= Windows Desktop Update =

Optional feature included with Internet Explorer 4

Windows Desktop Update was an optional feature by Microsoft that was included with Internet Explorer 4 (IE4, released in September 1997), which introduced several updated shell features to the Windows 95 and Windows NT 4.0 operating systems. These features later became part of the standard installation in their successors, which were Windows 98 and Windows 2000, respectively.

The Windows Desktop Update included features such as Active Desktop and tight IE4 integration with the Windows Explorer. It was downloadable as part of IE4 for all versions of Windows 95 except for Windows 95 OEM Service Release 2.5 (4.00.950C), which included a standalone version of IE 4.0 plus the Windows Desktop Update (but not slipstreamed) where it was automatically installed after the standard Windows 95 set-up. Similarly, the shell update was also made available as part of IE 4.0 for Windows NT 4.0 (with Service Pack 3 or later).

While the Windows Desktop Update was officially only an optional user component under Internet Explorer 4.0 releases and was not formally included in later versions of Internet Explorer, users can extract the Windows Desktop Update installer from the IE4 setup files using standard .CAB extraction tools or use IEAK to generate a version of the IE 5.0x, 5.5 or 6.0 setup which included the update. Also, command line parameters or edits to a temporary configuration file can be used to instruct installer of those versions of IE to install the Desktop Update.

For example, in the case of IE 5.0x and 5.5, the IE5 setup will install some new shell features if the Windows Desktop Update is installed, such as sorting by name in a context menu and drop down/overflow menu buttons whenever menus or toolbar buttons did not fit in the Explorer window on the screen.

==Key features==

Example of before and after installing Windows Desktop Update in Windows 95 OSR1
Windows 95 OSR1 Desktop without the Windows Desktop Update, prior to installing Internet Explorer 4
Windows 95 OSR1 Desktop with the Windows Desktop Update, after installing Internet Explorer 4. Note that the Active Desktop, the Channel Guide, the Quick Launch bar and Web View are present. These features later became available by default in its successor, Windows 98.

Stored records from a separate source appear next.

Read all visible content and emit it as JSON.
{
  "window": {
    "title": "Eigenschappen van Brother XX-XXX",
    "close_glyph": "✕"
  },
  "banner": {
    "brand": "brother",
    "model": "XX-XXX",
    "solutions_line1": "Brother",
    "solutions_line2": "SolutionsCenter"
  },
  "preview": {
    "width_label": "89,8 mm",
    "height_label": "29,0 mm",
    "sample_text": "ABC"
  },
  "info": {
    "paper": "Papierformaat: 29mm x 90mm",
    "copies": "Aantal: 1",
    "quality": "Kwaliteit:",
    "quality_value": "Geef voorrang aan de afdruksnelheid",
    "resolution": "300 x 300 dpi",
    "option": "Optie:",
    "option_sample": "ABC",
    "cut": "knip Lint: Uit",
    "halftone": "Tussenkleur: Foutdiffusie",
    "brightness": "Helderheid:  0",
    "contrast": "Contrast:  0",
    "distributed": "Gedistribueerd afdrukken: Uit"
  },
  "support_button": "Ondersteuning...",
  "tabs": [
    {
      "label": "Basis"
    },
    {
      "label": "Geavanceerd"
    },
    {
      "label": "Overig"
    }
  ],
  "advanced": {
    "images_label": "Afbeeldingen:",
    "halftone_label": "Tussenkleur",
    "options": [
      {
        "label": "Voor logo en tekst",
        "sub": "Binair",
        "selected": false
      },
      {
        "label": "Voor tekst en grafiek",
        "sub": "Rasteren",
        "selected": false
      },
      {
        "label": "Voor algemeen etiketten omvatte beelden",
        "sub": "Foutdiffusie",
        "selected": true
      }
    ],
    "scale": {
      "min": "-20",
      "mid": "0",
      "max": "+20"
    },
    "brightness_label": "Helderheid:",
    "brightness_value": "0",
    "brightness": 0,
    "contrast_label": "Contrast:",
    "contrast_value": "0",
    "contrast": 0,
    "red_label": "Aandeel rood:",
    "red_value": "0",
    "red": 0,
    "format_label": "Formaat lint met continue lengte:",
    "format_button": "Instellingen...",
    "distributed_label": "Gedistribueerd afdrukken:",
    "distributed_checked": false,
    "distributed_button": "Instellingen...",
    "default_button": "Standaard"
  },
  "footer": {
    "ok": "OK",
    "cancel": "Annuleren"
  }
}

- Active Desktop - Enables the display of Internet Explorer-rendered web content (e.g. HTML, XML, CDF) and for the first time the displaying of non-BMP image content on the Windows Desktop
- Active Channels Channel bar - Push Technology with some similarities to RSS and IE 8's WebSlices. Channels are an XML scripted remote delivery service over http using the .cdf file format. Internet Explorer 4.0 installs of the Desktop Update included localized content and service providers for the main language regions. Installations against IE 5.0 and higher lacked any default subscription content.
- Quick Launch - The Quick Launch bar first appeared in the Desktop Update, providing a horizontal alternative to Microsoft Office 95/97/2000's vertical launch bar
- Web folders - A WebDAV client integrated into Explorer windows which could display web content and graphics, providing a richer Windows Explorer experience
- Folder Customization - Individual folders and groups of folders could be customized in appearance using web like formatting constraints
- Larger toolbar buttons with text labels in Windows Explorer
- Improved Start menu, including a new 'Favorites' section, more options on the 'Find' menu and menu item drag and drop, edit and delete support
- Support for displaying thumbnail image previews in Windows Explorer and infotips/tooltips for files and folders stored as comments in Desktop.ini.

==Updates==
Updates to the Windows Desktop Update were part of IE 4.0 hotfixes and service packs. Later, shell security updates for Windows 95 and Windows NT 4.0 included both the update to the Windows Desktop Update version and the original version. Sometimes the Windows Desktop Update version and the update to the original version were packaged separately.

The Windows Desktop Update also added the ability to create desk-bands like the Quick Launch bar. It also introduced new extensibility APIs for the Windows Explorer.